Una huelga no expresa ni mi malestar ni mi indignación como ciudadana. Comprendo que en eso que llaman el tejido productivo de un país la paralización de la actividad normal sea un forma de hacer evidente un descontento, pero como nunca se puede estar seguro de que todos lo hagan por convencimiento, es decir, por conocimiento y luego el camino de la asunción y de ahí a la práctica de lo que considere oportuno, pues no me vale. El derecho a la huelga, un derecho reconocido legalmente en este país, adolece de lo mismo que tantas otras cuestiones: no ha evolucionado conforme a las realidades sociales. Debe emanar de la misma sociedad un mecanismo que le permita ejercer, expresar su malestar, un mecanismo que nos ampare a todos, en el que cualquiera pueda sentirse representado o expresado.
No me vale una huelga laboral para protestar contra las leyes de un gobierno que no sólo afectan a los trabajadores. No me vale.
Algo se escapa y mi sensación es de que lo que se escapa y se nos va de los manos es justo lo importante.

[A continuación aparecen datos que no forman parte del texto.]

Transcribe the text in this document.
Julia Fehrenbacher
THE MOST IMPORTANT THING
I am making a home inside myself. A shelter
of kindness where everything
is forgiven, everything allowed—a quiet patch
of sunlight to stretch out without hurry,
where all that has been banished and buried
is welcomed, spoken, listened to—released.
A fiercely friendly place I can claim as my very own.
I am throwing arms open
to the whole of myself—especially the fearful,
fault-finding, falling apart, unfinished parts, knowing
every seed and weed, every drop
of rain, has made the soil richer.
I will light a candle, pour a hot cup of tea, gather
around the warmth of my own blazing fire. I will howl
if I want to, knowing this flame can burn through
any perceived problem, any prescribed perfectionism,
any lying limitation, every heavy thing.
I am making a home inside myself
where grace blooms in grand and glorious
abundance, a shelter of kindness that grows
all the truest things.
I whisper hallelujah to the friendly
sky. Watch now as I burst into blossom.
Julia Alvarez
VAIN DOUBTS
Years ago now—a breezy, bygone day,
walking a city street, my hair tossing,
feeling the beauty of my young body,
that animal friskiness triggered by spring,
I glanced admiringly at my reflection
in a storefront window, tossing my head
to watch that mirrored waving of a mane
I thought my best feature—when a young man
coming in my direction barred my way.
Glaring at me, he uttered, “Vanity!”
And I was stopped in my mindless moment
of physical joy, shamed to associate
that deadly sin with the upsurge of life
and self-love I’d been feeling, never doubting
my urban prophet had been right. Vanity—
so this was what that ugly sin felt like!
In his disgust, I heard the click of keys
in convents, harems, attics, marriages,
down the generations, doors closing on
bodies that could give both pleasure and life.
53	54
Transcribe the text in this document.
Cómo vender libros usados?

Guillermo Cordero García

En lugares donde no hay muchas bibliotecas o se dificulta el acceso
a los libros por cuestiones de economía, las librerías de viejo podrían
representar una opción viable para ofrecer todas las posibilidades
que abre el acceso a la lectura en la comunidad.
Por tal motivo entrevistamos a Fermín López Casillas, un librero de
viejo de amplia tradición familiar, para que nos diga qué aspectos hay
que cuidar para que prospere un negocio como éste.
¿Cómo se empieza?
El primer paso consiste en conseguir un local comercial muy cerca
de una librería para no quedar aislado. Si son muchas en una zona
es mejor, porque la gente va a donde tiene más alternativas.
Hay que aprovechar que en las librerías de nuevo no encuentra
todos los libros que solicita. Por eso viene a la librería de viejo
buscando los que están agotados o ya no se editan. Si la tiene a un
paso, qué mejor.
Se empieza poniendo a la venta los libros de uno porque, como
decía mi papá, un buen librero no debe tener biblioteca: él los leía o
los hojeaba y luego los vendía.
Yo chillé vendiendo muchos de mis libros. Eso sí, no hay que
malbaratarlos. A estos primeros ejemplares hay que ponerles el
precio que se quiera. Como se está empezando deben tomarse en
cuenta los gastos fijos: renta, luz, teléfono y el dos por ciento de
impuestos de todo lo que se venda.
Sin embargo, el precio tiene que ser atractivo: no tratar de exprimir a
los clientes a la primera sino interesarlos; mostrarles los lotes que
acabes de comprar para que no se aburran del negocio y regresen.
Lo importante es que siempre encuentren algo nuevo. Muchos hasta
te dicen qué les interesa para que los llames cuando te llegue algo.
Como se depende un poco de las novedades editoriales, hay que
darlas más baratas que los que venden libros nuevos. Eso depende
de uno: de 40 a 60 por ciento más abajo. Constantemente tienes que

Un libro que por sus característcas ronda normalmente el precio de 50/60 euros fue comprado ayer por el de 30. Es su precio habitual. ¿Por qué? No estoy segura, quizás por la que la legislación sobre el particular cambia constantemente, o quizás tan sólo para acordar con el normal nivel adquisitivo del representante al que alude. Un trabajador se supone que no es nadie de la clase media alta. Eso se supone.
En todo caso, todos tenemos acceso a él. Probablemente si todos los que hoy van a la huelga accediesen a su contenido, otro gallo cantaría en España.